Lieutenant Colonel Edward Massie, Governor of Gloucester, chewed the inside of his mouth. He was indeed an engineer, having served with the Dutch on the Continent, and knew what he was about well enough. But Gloucester was his to protect. The people had placed their trust on his twenty-three-year-old shoulders, and suddenly he did not feel quite as confident in these new works as he had when the first soil had been broken.
‘Well, James,’ he said in his perpetually soft voice, ‘they will have to do. The scouts bring news from Bristol. The enemy come hither, I suspect.’ He turned suddenly, waving a white hand in the direction of a small, portly built fellow with thinning red hair and a permanent squint. ‘Master Baldwin, if you please!’
The man who had been inspecting some of the storm poles waddled smartly over. ‘Governor Massie, sir.’ He bowed to Massie’s companion in turn. ‘Captain Lieutenant Harcus. I hear you intend to lead a sortie later today.’

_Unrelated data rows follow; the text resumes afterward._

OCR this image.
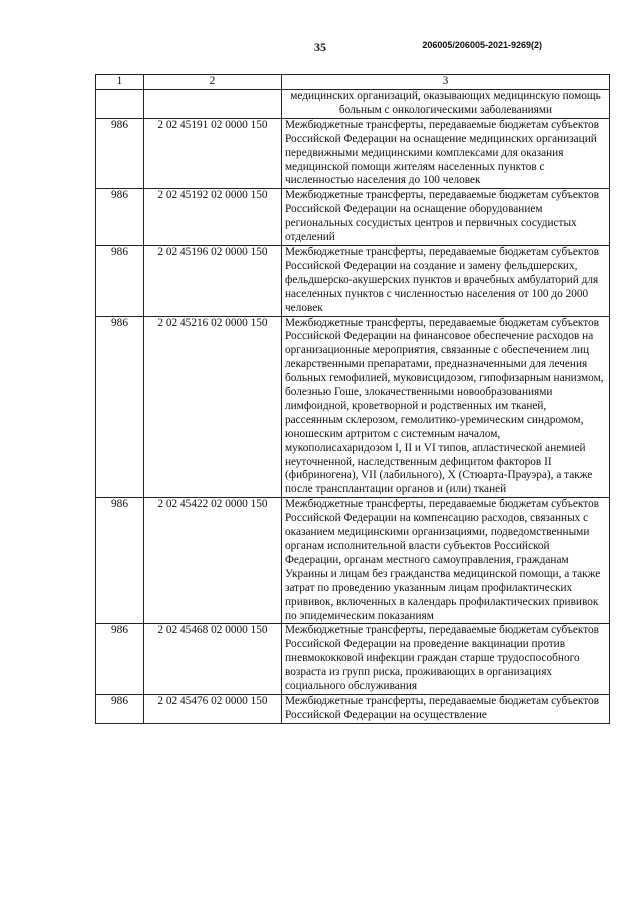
35	206005/206005-2021-9269(2)
1	2	3
		медицинских организаций, оказывающих медицинскую помощь больным с онкологическими заболеваниями
986	2 02 45191 02 0000 150	Межбюджетные трансферты, передаваемые бюджетам субъектов Российской Федерации на оснащение медицинских организаций передвижными медицинскими комплексами для оказания медицинской помощи жителям населенных пунктов с численностью населения до 100 человек
986	2 02 45192 02 0000 150	Межбюджетные трансферты, передаваемые бюджетам субъектов Российской Федерации на оснащение оборудованием региональных сосудистых центров и первичных сосудистых отделений
986	2 02 45196 02 0000 150	Межбюджетные трансферты, передаваемые бюджетам субъектов Российской Федерации на создание и замену фельдшерских, фельдшерско-акушерских пунктов и врачебных амбулаторий для населенных пунктов с численностью населения от 100 до 2000 человек
986	2 02 45216 02 0000 150	Межбюджетные трансферты, передаваемые бюджетам субъектов Российской Федерации на финансовое обеспечение расходов на организационные мероприятия, связанные с обеспечением лиц лекарственными препаратами, предназначенными для лечения больных гемофилией, муковисцидозом, гипофизарным нанизмом, болезнью Гоше, злокачественными новообразованиями лимфоидной, кроветворной и родственных им тканей, рассеянным склерозом, гемолитико-уремическим синдромом, юношеским артритом с системным началом, мукополисахаридозом I, II и VI типов, апластической анемией неуточненной, наследственным дефицитом факторов II (фибриногена), VII (лабильного), X (Стюарта-Прауэра), а также после трансплантации органов и (или) тканей
986	2 02 45422 02 0000 150	Межбюджетные трансферты, передаваемые бюджетам субъектов Российской Федерации на компенсацию расходов, связанных с оказанием медицинскими организациями, подведомственными органам исполнительной власти субъектов Российской Федерации, органам местного самоуправления, гражданам Украины и лицам без гражданства медицинской помощи, а также затрат по проведению указанным лицам профилактических прививок, включенных в календарь профилактических прививок по эпидемическим показаниям
986	2 02 45468 02 0000 150	Межбюджетные трансферты, передаваемые бюджетам субъектов Российской Федерации на проведение вакцинации против пневмококковой инфекции граждан старше трудоспособного возраста из групп риска, проживающих в организациях социального обслуживания
986	2 02 45476 02 0000 150	Межбюджетные трансферты, передаваемые бюджетам субъектов Российской Федерации на осуществление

Harcus grinned. ‘Our brave bluecoats are restless, sir. We hear the malignants are near Wotton. I mean to find them and bloody their noses. A matter of morale.’
‘God preserve you, sir,’ Baldwin said dutifully, letting his eyes switch to the taller of the officers. ‘You summoned me, sir?’

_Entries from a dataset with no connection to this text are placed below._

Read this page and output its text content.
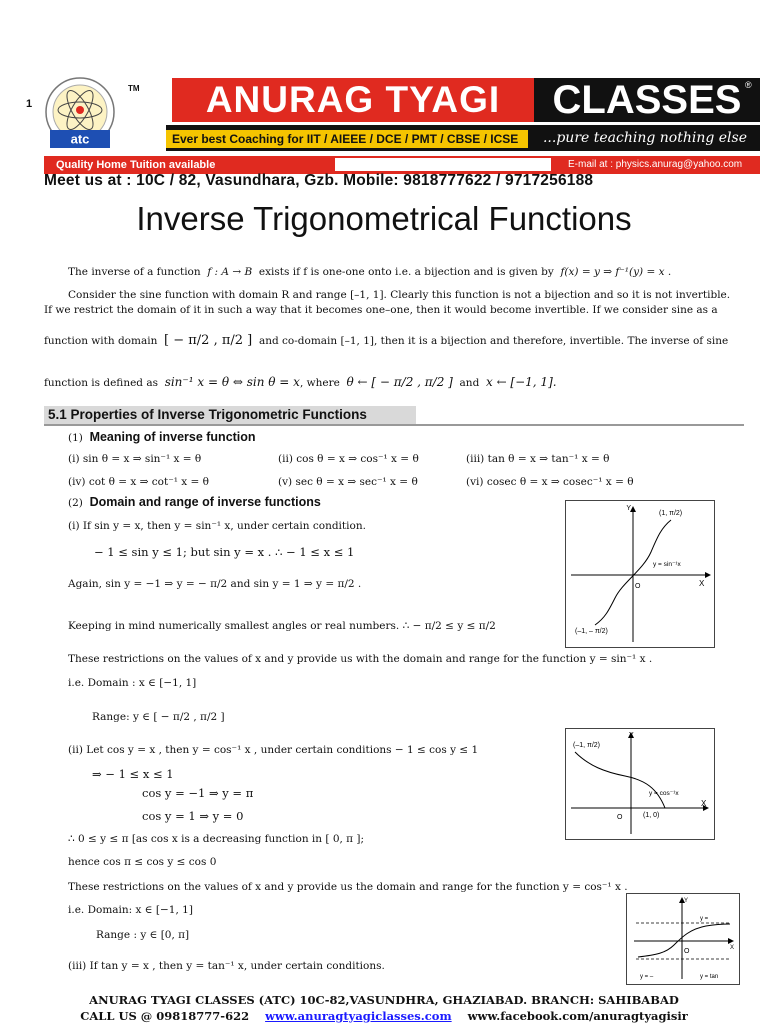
1
atc
TM	ANURAG TYAGI	CLASSES ®
Ever best Coaching for IIT / AIEEE / DCE / PMT / CBSE / ICSE	...pure teaching nothing else
Quality Home Tuition available	Website : www.anuragtyagiclasses.com	E-mail at : physics.anurag@yahoo.com
Meet us at : 10C / 82, Vasundhara, Gzb. Mobile: 9818777622 / 9717256188
Inverse Trigonometrical Functions
The inverse of a function f : A → B exists if f is one-one onto i.e. a bijection and is given by f(x) = y ⇒ f⁻¹(y) = x .
Consider the sine function with domain R and range [–1, 1]. Clearly this function is not a bijection and so it is not invertible.
If we restrict the domain of it in such a way that it becomes one–one, then it would become invertible. If we consider sine as a
function with domain [ − π/2 , π/2 ] and co-domain [–1, 1], then it is a bijection and therefore, invertible. The inverse of sine
function is defined as sin⁻¹ x = θ ⇔ sin θ = x, where θ ← [ − π/2 , π/2 ] and x ← [−1, 1].
5.1 Properties of Inverse Trigonometric Functions
(1) Meaning of inverse function
(i) sin θ = x ⇒ sin⁻¹ x = θ	(ii) cos θ = x ⇒ cos⁻¹ x = θ	(iii) tan θ = x ⇒ tan⁻¹ x = θ
(iv) cot θ = x ⇒ cot⁻¹ x = θ	(v) sec θ = x ⇒ sec⁻¹ x = θ	(vi) cosec θ = x ⇒ cosec⁻¹ x = θ
(2) Domain and range of inverse functions
(i) If sin y = x, then y = sin⁻¹ x, under certain condition.
− 1 ≤ sin y ≤ 1; but sin y = x . ∴ − 1 ≤ x ≤ 1
Again, sin y = −1 ⇒ y = − π/2 and sin y = 1 ⇒ y = π/2 .
Keeping in mind numerically smallest angles or real numbers. ∴ − π/2 ≤ y ≤ π/2
These restrictions on the values of x and y provide us with the domain and range for the function y = sin⁻¹ x .
i.e. Domain : x ∈ [−1, 1]
Range: y ∈ [ − π/2 , π/2 ]
(ii) Let cos y = x , then y = cos⁻¹ x , under certain conditions − 1 ≤ cos y ≤ 1
⇒ − 1 ≤ x ≤ 1
cos y = −1 ⇒ y = π
cos y = 1 ⇒ y = 0
∴ 0 ≤ y ≤ π [as cos x is a decreasing function in [ 0, π ];
hence cos π ≤ cos y ≤ cos 0
These restrictions on the values of x and y provide us the domain and range for the function y = cos⁻¹ x .
i.e. Domain: x ∈ [−1, 1]
Range : y ∈ [0, π]
(iii) If tan y = x , then y = tan⁻¹ x, under certain conditions.
Y
X
O
(1, π/2)
(–1, – π/2)
y = sin⁻¹x
Y
X
O
(–1, π/2)
(1, 0)
y = cos⁻¹x
Y
X
O
y =
y = –	y = tan
ANURAG TYAGI CLASSES (ATC) 10C-82,VASUNDHRA, GHAZIABAD. BRANCH: SAHIBABAD
CALL US @ 09818777-622 www.anuragtyagiclasses.com www.facebook.com/anuragtyagisir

‘You are our Surveyor of Defences.’ Massie looked back up to the bastion. ‘What say you? Will she hold?’
Baldwin rubbed thick fingers across his chin, the calloused skin sounding loud against his stubble. ‘I am a mere stonemason, Governor Massie.’ He paused, but Massie did not flinch. ‘Aye, sir, she’ll hold. Besides, the terrain to the north is too marshy for a landward attack. If the King comes, he’ll look to the south, I’d wager.’
Edward Massie grunted, stole one last glance up at the bastion, raked his gaze southward along the line of the new rampart, and turned away.
Jesu
, he thought, but what a web he had woven for himself. He had joined the Parliamentarian faction because it had offered greater prospects of advancement to an ambitious man, and in short order he had found himself deputy governor of this rebellious city. Stamford had been defeated down at Stratton, events had moved on apace, and now, as if his own ambition was mocking him, he was the sole military leader of the grand old place. It would have been a dream position but for the succession of recent defeats that had left his modest garrison alone in a sea of enemies. By day he looked to the defences, refurbishing the ancient walls left over from long forgotten wars, erecting the new ramparts, positioning cannon for the expected tribulation and rallying the terrified citizenry with promises of stout and Godly defiance. At night he lay awake, listening for the distant sound of cannon fire, always expecting to see Prince Rupert and his Cavaliers on a flaming horizon. God, but he was a long way from his father’s home in Cheshire.
His thoughts often drifted to darker realms: treachery and betrayal. The previous day’s appearance by Gerard’s Northern Brigade to the south of Gloucester had masked a more clandestine meeting. A personal plea from Colonel William Legge, an old comrade now fighting for the Royalists, had made it clear that the king fully expected him to do his sacred duty and surrender the city. Massie had refused, but the night had passed without a wink of sleep.
‘Guv’nor, sir!’ someone called down from the rampart. Massie looked up to see a skinny fellow in the clothes of a labourer. ‘Comin’ on nice, sir! We’ll stop them Popish bastards, sir, in Jesu’s name we shall!’